In my new video, which I readily admit is more ridiculous than most, Rachel and I assemble a new compost enclosure to deal with the influx of fall leaves:
This is a cheap way to make a compost pile. Though it should be 4′ fencing, not 5′. Today I’m going to cut the top off so it’s easier to access.
You’ll note in the video that, in between all the ads, we started layering leaves and paper with thin layers of highly nitrogenous cottonseed meal. This will help the pile break down into compost much faster than if we simply stacked leaves in the ring. Fall leaves are mostly carbon and take some time to break down – particularly oak and pine needles! They need some help.

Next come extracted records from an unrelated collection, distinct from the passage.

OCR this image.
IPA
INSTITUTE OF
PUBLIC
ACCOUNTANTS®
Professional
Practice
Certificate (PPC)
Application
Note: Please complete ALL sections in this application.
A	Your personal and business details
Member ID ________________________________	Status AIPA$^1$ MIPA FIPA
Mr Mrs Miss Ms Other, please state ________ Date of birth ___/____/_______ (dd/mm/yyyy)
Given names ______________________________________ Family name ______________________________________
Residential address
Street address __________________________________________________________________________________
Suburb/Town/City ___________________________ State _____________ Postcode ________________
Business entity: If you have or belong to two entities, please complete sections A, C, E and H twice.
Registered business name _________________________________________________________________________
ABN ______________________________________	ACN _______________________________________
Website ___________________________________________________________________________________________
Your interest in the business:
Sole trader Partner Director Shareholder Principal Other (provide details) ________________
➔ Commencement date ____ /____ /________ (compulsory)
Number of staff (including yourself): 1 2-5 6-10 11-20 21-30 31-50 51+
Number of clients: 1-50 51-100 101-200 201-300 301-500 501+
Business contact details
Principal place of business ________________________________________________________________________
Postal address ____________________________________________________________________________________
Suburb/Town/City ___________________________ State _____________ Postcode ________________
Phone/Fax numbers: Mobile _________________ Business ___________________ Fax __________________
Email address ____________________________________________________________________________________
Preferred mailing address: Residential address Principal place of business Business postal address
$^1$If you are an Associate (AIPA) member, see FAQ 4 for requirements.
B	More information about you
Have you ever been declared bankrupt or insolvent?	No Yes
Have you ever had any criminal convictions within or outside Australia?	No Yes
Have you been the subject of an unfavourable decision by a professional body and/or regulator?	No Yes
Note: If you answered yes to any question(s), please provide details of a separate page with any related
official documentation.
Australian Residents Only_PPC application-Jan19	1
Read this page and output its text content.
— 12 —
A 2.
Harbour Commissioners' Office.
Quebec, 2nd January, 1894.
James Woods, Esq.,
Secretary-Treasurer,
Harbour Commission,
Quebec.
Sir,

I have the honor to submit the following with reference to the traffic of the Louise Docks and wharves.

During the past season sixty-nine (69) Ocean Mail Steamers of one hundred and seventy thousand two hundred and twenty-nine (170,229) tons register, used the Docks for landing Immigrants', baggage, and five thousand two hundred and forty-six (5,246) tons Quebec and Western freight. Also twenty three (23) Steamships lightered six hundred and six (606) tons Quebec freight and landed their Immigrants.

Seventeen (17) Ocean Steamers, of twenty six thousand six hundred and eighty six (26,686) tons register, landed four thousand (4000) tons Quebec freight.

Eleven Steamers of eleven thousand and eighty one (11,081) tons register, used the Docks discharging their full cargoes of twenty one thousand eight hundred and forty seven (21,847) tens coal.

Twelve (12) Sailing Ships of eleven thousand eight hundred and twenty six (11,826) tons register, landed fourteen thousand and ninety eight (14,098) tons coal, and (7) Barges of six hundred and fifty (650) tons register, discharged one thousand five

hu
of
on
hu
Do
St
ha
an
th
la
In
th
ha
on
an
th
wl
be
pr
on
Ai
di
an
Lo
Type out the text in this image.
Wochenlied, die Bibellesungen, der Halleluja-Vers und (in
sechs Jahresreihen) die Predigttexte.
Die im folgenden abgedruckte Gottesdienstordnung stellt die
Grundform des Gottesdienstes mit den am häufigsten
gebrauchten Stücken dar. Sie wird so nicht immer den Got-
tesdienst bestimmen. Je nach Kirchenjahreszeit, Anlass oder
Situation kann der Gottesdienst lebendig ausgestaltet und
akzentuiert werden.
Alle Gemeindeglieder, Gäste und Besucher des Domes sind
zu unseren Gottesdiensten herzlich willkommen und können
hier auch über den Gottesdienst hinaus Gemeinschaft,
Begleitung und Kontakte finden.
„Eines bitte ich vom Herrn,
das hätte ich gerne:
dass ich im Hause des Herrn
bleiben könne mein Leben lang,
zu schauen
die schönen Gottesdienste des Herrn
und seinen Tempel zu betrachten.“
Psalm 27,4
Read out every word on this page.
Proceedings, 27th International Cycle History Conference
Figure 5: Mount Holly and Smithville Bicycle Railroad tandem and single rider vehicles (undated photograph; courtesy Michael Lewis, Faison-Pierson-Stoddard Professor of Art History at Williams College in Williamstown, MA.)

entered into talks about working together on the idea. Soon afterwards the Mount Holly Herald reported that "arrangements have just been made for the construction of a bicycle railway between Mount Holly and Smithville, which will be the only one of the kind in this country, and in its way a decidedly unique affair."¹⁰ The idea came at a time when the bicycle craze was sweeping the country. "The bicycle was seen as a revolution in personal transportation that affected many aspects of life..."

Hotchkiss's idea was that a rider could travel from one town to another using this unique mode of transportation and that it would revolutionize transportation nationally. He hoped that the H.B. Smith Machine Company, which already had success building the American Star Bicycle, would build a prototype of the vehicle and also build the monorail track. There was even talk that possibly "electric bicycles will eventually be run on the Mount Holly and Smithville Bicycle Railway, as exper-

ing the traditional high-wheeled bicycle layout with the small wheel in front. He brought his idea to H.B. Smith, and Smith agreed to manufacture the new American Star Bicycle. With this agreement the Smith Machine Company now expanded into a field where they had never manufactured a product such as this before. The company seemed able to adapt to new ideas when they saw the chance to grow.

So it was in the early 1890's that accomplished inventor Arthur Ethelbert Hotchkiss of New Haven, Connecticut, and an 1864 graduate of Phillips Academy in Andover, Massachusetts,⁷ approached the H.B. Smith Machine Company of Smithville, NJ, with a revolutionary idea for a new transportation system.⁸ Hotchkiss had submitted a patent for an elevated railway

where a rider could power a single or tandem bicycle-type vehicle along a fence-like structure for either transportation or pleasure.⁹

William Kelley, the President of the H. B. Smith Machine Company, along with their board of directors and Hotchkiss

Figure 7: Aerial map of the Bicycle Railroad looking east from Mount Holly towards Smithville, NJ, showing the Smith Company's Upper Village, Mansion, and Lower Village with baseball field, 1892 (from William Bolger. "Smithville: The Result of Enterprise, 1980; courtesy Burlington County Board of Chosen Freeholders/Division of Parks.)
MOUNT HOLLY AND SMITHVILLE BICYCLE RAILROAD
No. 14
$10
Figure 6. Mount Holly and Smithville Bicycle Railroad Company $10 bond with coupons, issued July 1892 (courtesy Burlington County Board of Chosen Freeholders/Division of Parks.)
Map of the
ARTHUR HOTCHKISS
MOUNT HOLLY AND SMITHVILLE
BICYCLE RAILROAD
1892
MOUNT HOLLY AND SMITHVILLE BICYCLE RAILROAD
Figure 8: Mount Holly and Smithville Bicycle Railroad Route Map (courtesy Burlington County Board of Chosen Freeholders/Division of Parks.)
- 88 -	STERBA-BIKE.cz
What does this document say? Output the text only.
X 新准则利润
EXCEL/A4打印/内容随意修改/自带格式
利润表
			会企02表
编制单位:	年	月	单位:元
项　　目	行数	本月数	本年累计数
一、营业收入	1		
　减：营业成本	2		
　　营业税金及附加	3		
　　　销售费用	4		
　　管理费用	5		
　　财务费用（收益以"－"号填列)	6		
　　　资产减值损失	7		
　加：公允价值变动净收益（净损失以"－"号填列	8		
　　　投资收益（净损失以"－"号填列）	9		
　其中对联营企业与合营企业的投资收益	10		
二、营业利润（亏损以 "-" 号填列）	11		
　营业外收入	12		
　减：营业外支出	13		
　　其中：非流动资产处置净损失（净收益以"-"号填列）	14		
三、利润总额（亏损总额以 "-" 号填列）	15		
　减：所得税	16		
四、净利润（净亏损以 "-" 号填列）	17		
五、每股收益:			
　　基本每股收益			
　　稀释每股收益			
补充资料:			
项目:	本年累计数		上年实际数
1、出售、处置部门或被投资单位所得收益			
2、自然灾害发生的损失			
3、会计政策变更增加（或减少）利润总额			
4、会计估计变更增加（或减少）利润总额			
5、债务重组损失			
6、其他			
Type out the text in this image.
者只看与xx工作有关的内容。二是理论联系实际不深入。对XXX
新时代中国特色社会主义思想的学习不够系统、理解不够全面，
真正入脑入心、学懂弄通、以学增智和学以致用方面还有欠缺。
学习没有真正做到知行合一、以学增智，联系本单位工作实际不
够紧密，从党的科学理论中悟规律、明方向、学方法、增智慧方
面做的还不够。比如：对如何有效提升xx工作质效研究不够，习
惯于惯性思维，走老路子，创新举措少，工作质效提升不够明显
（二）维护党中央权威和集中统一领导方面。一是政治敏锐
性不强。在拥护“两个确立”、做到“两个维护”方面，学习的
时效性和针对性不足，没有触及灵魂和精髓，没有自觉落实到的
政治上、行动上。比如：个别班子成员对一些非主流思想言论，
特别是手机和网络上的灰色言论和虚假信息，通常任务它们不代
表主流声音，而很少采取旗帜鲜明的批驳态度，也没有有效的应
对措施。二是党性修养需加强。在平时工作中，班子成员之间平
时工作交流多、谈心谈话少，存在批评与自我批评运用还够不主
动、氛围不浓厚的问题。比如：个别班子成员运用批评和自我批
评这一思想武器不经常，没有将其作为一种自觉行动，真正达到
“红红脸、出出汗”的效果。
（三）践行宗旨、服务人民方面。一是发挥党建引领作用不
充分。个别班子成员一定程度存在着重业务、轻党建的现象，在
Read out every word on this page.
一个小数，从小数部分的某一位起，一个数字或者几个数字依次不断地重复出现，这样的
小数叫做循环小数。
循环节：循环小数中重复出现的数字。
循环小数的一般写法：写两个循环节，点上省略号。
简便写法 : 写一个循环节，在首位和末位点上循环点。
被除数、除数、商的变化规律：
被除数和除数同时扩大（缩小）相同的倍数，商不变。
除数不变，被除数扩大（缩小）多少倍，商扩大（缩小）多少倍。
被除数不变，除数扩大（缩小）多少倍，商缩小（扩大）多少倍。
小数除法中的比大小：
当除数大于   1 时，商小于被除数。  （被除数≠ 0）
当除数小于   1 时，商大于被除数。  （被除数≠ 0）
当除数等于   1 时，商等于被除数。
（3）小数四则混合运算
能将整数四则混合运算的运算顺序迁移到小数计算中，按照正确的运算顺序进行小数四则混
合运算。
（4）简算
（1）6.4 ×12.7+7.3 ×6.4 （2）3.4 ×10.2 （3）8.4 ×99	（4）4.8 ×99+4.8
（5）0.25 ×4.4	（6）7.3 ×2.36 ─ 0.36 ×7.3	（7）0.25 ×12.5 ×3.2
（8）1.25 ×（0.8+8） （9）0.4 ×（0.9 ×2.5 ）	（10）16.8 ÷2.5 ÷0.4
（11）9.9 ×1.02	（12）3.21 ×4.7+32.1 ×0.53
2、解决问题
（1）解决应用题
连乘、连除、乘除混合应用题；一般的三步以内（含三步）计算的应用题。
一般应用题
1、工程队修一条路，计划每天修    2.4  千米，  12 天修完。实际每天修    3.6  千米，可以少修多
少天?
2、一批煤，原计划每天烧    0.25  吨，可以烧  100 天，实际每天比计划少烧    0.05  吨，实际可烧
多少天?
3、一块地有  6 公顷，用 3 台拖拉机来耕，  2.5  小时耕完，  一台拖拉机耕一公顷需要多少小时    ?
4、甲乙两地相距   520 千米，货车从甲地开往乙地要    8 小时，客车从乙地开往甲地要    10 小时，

The other thing that is important is to get the layers really wet as we add them, ensuring there is anough water in the pile to support microbial activity. A dry pile will not get hot, as you can see in this video:
All the materials were there to make good compost – it just wasn’t kicking!
I bought enough fencing to make a few of these leaf ring enclosures. Maybe if we’re lucky we’ll have compost by some time in the spring. Fall is the time to gather leaves and plan for next year’s gardens.
Another thing I bought yesterday was some hardware cloth so I can make a new sifter. Out in the woods there is already some humus I can harvest – it just needs sifting. But that’s a topic for a future post. Have a great day, everyone. Don’t forget to compost everything!